CONCORD, New Hampshire.  An eighth-grade teacher’s love of the Sphinx and the mysteries of the Pyramids was the inspiration that fueled Tim Bogle’s concentration in college, which lead to advanced degrees in Egyptology.  “I was so fascinated by the subject,” he says ruefully as fondles a toy mummy, “that I lost sight of how impractical I was being.”

Upon graduation from Northern New Hampshire State University, Bogle found that he was “under water” in terms of his income of $24,250 a year, versus his student loan debt of $37,172.  “I loved what I was doing,” he muses, “but I didn’t want to be eating ramen until I retired.”

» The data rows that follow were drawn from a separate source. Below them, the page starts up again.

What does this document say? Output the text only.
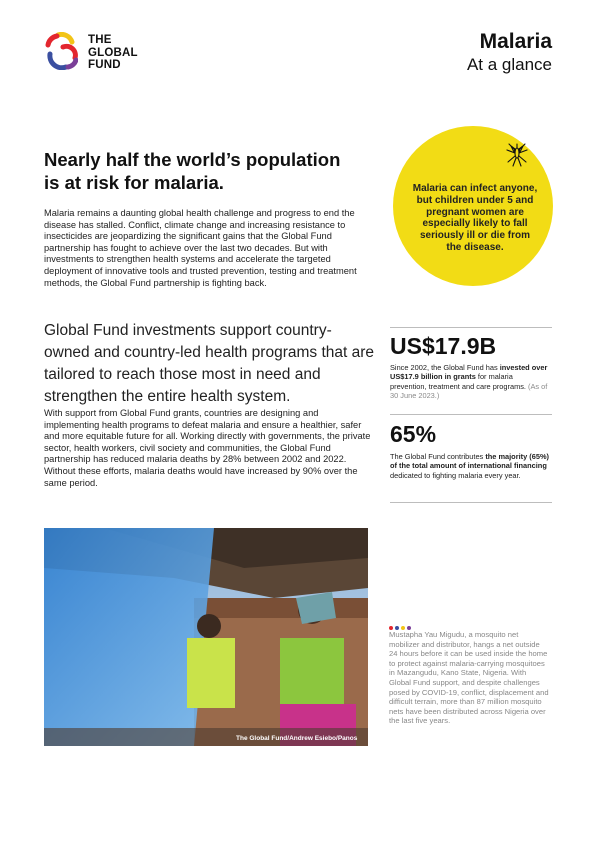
THE
GLOBAL
FUND
Malaria
At a glance
Nearly half the world’s population
is at risk for malaria.
Malaria remains a daunting global health challenge and progress to end the disease has stalled. Conflict, climate change and increasing resistance to insecticides are jeopardizing the significant gains that the Global Fund partnership has fought to achieve over the last two decades. But with investments to strengthen health systems and accelerate the targeted deployment of innovative tools and trusted prevention, testing and treatment methods, the Global Fund partnership is fighting back.
Global Fund investments support country-owned and country-led health programs that are tailored to reach those most in need and strengthen the entire health system.
With support from Global Fund grants, countries are designing and implementing health programs to defeat malaria and ensure a healthier, safer and more equitable future for all. Working directly with governments, the private sector, health workers, civil society and communities, the Global Fund partnership has reduced malaria deaths by 28% between 2002 and 2022. Without these efforts, malaria deaths would have increased by 90% over the same period.
Malaria can infect anyone, but children under 5 and pregnant women are especially likely to fall seriously ill or die from the disease.
US$17.9B
Since 2002, the Global Fund has invested over US$17.9 billion in grants for malaria prevention, treatment and care programs. (As of 30 June 2023.)
65%
The Global Fund contributes the majority (65%) of the total amount of international financing dedicated to fighting malaria every year.
The Global Fund/Andrew Esiebo/Panos
Mustapha Yau Migudu, a mosquito net mobilizer and distributor, hangs a net outside 24 hours before it can be used inside the home to protect against malaria-carrying mosquitoes in Mazangudu, Kano State, Nigeria. With Global Fund support, and despite challenges posed by COVID-19, conflict, displacement and difficult terrain, more than 87 million mosquito nets have been distributed across Nigeria over the last five years.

So Bogle, like many other young specialists in the area, decided to leave the field for a more lucrative job that would bring him higher pay while still allowing him to use the skills he had developed in nine years of higher education earning bachelors, masters and doctorate degrees: motor vehicle owner’s manuals.


Verrry mysterious.

 

“In many ways, your typical owner’s manual provides a direct link to cryptic ideographic languages of the past,” says Dr. Nigel Flosternak of the University of Illinois-Kankakee.  “The little pictorial symbols, the diagrams on paper that bear only a tenuous, superstitious relation to objects in the real world, it’s like cracking the Curse of the Mummy to change the outside temperature display on your dashboard from Celsius to Fahrenheit.

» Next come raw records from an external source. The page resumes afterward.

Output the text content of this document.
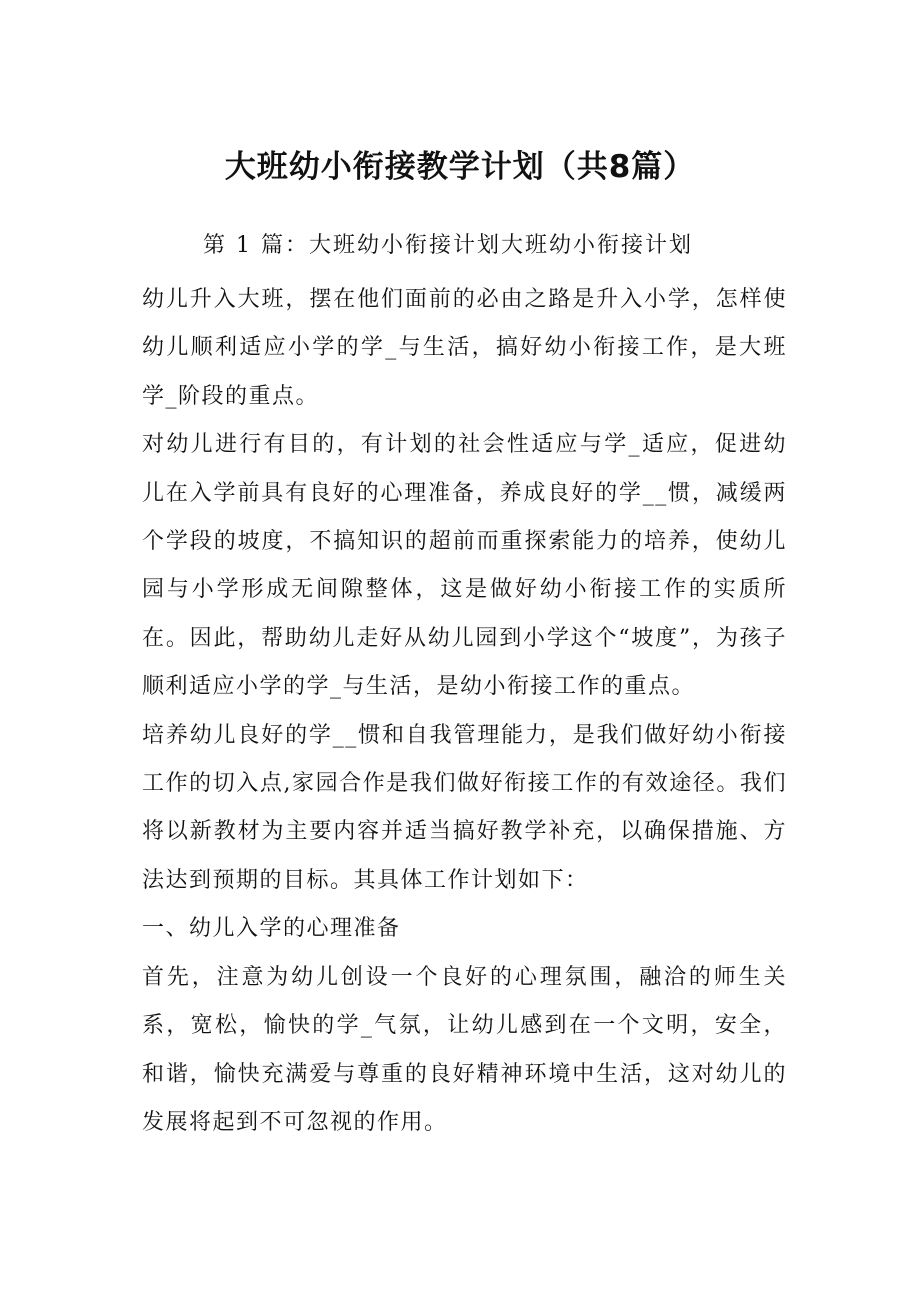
大班幼小衔接教学计划（共8篇）

第 1 篇：大班幼小衔接计划大班幼小衔接计划

幼儿升入大班，摆在他们面前的必由之路是升入小学，怎样使幼儿顺利适应小学的学_与生活，搞好幼小衔接工作，是大班学_阶段的重点。

对幼儿进行有目的，有计划的社会性适应与学_适应，促进幼儿在入学前具有良好的心理准备，养成良好的学__惯，减缓两个学段的坡度，不搞知识的超前而重探索能力的培养，使幼儿园与小学形成无间隙整体，这是做好幼小衔接工作的实质所在。因此，帮助幼儿走好从幼儿园到小学这个“坡度”，为孩子顺利适应小学的学_与生活，是幼小衔接工作的重点。

培养幼儿良好的学__惯和自我管理能力，是我们做好幼小衔接工作的切入点,家园合作是我们做好衔接工作的有效途径。我们将以新教材为主要内容并适当搞好教学补充，以确保措施、方法达到预期的目标。其具体工作计划如下：

一、幼儿入学的心理准备

首先，注意为幼儿创设一个良好的心理氛围，融洽的师生关系，宽松，愉快的学_气氛，让幼儿感到在一个文明，安全，和谐，愉快充满爱与尊重的良好精神环境中生活，这对幼儿的发展将起到不可忽视的作用。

                       “Look out!”

 

Hieroglyphic writing employs symbols that may be read as pictures, symbols for pictures, or sounds.  They were used only on monuments, while commonplace legal documents such as bills of sale for used camels, condominium deeds and warning labels on snakes were written in a “demotic” cursive script.  As a result, hieroglyphs came to be associated with priestly cults, who used them to conceal essential knowledge from poor schlubs who built pyramids and other religious structures for the minimum wage of 1.25 neklas an hour.

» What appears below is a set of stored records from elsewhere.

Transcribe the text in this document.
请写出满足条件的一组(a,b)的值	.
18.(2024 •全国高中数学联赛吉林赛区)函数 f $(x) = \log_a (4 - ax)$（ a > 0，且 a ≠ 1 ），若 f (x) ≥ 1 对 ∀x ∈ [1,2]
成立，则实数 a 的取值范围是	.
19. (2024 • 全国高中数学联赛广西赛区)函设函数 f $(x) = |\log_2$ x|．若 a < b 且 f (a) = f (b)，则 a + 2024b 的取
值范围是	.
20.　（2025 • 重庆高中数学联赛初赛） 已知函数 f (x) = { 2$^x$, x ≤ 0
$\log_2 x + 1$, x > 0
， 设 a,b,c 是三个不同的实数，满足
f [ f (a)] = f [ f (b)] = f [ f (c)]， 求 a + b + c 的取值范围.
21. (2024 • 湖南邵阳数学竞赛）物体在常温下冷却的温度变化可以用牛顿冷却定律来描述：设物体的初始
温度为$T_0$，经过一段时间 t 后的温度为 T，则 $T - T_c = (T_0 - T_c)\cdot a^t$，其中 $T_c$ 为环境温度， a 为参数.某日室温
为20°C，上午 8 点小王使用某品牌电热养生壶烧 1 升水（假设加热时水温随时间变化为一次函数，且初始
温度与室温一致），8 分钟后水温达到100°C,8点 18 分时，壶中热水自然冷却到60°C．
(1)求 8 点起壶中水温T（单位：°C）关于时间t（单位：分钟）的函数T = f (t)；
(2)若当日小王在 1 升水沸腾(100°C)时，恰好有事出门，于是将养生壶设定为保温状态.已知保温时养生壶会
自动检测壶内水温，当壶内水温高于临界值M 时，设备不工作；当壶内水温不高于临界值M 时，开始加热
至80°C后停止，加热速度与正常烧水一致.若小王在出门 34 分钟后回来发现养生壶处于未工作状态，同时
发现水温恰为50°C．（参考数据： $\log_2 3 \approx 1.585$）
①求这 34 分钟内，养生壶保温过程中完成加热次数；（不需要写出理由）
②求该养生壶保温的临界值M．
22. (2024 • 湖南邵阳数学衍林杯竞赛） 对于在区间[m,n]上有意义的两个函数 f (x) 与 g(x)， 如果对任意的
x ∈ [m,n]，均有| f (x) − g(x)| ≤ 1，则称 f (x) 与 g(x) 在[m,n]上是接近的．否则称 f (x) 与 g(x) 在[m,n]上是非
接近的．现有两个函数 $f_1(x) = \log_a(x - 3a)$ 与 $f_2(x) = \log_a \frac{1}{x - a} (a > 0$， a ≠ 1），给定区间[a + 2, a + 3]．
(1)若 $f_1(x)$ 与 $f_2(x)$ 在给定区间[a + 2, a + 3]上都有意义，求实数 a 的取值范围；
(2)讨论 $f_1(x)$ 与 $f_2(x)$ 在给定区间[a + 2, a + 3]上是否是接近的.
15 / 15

“Insert one (1) bulrush into clay brick, stack until pyramid is formed.”

 

The secretive nature of hieroglyphs and automobile owner’s manuals would appear to defeat the essential purpose of language–communication–but an auto industry insider named Harold Raines who preferred to remain anonymous disagreed.  “Why would I let you in on the secret of operating your car?” he asked rhetorically.  “If you knew that, you’d never come back to the dealer for overpriced service and name brand automotive parts.”